Além das pessoas em audiências ou julgamentos, as mulheres e os LGBTs+ que trabalham no Judiciário enfrentam muitos problemas?

Dymaima: O Poder Judiciário ainda é majoritariamente ocupado por homens brancos e heterossexuais. Os números não mentem: hoje, as mulheres representam ⅓ dos 529 magistrados ativos do Tribunal de Justiça de Santa Catarina, o que significa que ainda são poucas as mulheres que ocupam posições de direção institucional.

Numa entrevista dada em 2023, pela então Corregedora-Geral da instituição, a desembargadora Denise Volpato à assessoria e imprensa da própria instituição, ela assinalou que em 130 anos da existência do Poder Judiciário Catarinense, somente três mulheres foram eleitas para exercerem a função de Corregedora-Geral. Por outro lado, as mulheres representam 60% da força de trabalho, o que indica a falta de representatividade das mulheres em postos importantes no Judiciário Catarinense.

A inserção de mais mulheres e de pessoas LGBTQIA+, e de tantas outras pessoas s com distintas perspectivas, certamente diversificará os sistemas de justiças, e também contribuirá para conscientizar os julgadores sobre a pluralidade do mundo, e tornará as instituições em espaços que contribuirão para sensibilizar a sociedade sobre as questões de gênero, favorecendo, ainda, a confiança pública na imparcialidade do sistema.

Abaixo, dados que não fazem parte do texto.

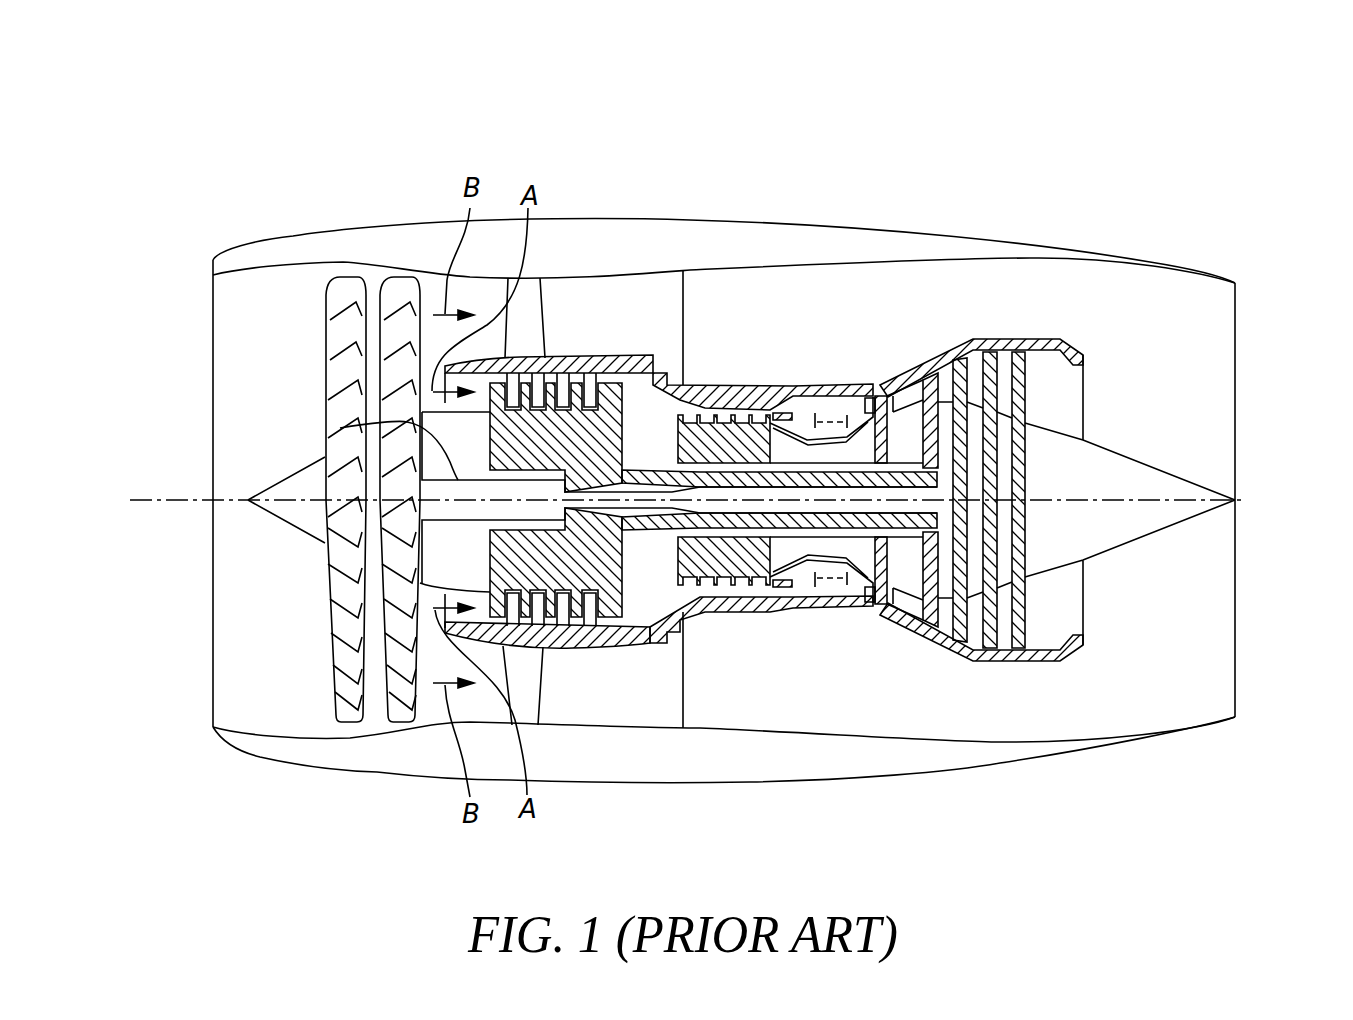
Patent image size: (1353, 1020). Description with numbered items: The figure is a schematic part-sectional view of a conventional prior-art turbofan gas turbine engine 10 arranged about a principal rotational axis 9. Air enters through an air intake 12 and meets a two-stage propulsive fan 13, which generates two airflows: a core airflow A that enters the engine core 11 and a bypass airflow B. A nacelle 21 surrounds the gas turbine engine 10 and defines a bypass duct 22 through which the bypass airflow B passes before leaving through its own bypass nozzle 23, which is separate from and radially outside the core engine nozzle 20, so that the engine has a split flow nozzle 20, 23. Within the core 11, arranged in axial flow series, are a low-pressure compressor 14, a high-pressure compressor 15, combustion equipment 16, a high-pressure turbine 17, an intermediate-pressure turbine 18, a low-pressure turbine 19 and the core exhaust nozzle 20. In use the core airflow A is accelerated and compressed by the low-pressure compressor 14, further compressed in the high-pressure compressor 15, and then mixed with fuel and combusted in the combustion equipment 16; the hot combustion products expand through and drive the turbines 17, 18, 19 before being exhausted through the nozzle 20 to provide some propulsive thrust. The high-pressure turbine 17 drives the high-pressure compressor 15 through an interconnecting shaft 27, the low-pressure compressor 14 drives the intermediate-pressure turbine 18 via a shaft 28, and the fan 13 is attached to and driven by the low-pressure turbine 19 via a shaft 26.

Ângela: Da mesma forma, consideramos que a inclusão de mulheres e de pessoas LGBTQIA+ em posições de relevância é fundamental para legitimar a própria existência do Estado Democrático de Direito, e dos princípios que regem a própria Constituição, como a igualdade (art. 5º, caput, CFRB/88), a pluralidade, e a fraternidade (preâmbulo, CFRB/88). Além disso, a integração dessa diversidade de sujeitos é uma maneira de validar seus lugares de fala, tantas vezes silenciadas pela lógica antifeminista.

Como as mulheres e os LGBTs+ se organizam para enfrentar os problemas causados pela postura machista no âmbito do trabalho?

Ângela: Enquanto trabalhadoras do Poder Judiciário, temos nos organizado por meio do Coletivo Valente, vinculado ao Sinjusc, realizando reuniões, promovendo conversas e oficiando várias instituições que compõem o sistema de justiça, como o Ministério Público, as defensorias, órgãos do TJSC, dentre outros, no sentido de capacitar seus membros para a aplicação e divulgação do Protocolo de Julgamento com Perspectiva de Gênero.

Essa movimentação e organização visa contribuir na aplicação das chamadas “lentes de gênero”, que são descritas pelo próprio Protocolo, o que resultará numa justiça mais equitativa e eficaz para as mulheres. Além disso, as Valentes têm se engajado em diferentes movimentos e grupos feministas, de estudos, militância e organização coletiva, buscando promover reflexões e mudanças concretas nas comunidades, grupos e círculos dos quais fazem parte.

Dymaima: Acreditamos que através da participação nesses movimentos e através de debates, além da nossa inserção enquanto trabalhadoras e usuárias dos serviços públicos, conseguiremos nos atentar diante de situações de machismo no cotidiano de trabalho, na vida social, e nos espaços públicos e privados. E tal consciência não só inibe que situações de violência se repitam e vitimizem mais pessoas, como também contribui na construção de um ambiente no qual as práticas patriarcais sejam evidenciadas, levando inclusive à responsabilização dos envolvidos.

Ângela: É muito importante que as mulheres tenham apoio, saibam a quem recorrer e possam contar com um suporte coletivo nesses casos. Assim, de forma direta e indireta, institucional e estruturalmente, contribuímos para que nossos espaços de trabalho se tornem locais mais acessíveis, menos violentos, seja para mulheres, seja para comunidade LGBTQIA+, seja, ainda, para crianças, adolescentes e todas as demais pessoas que são afetadas pelo machismo de forma mais direta.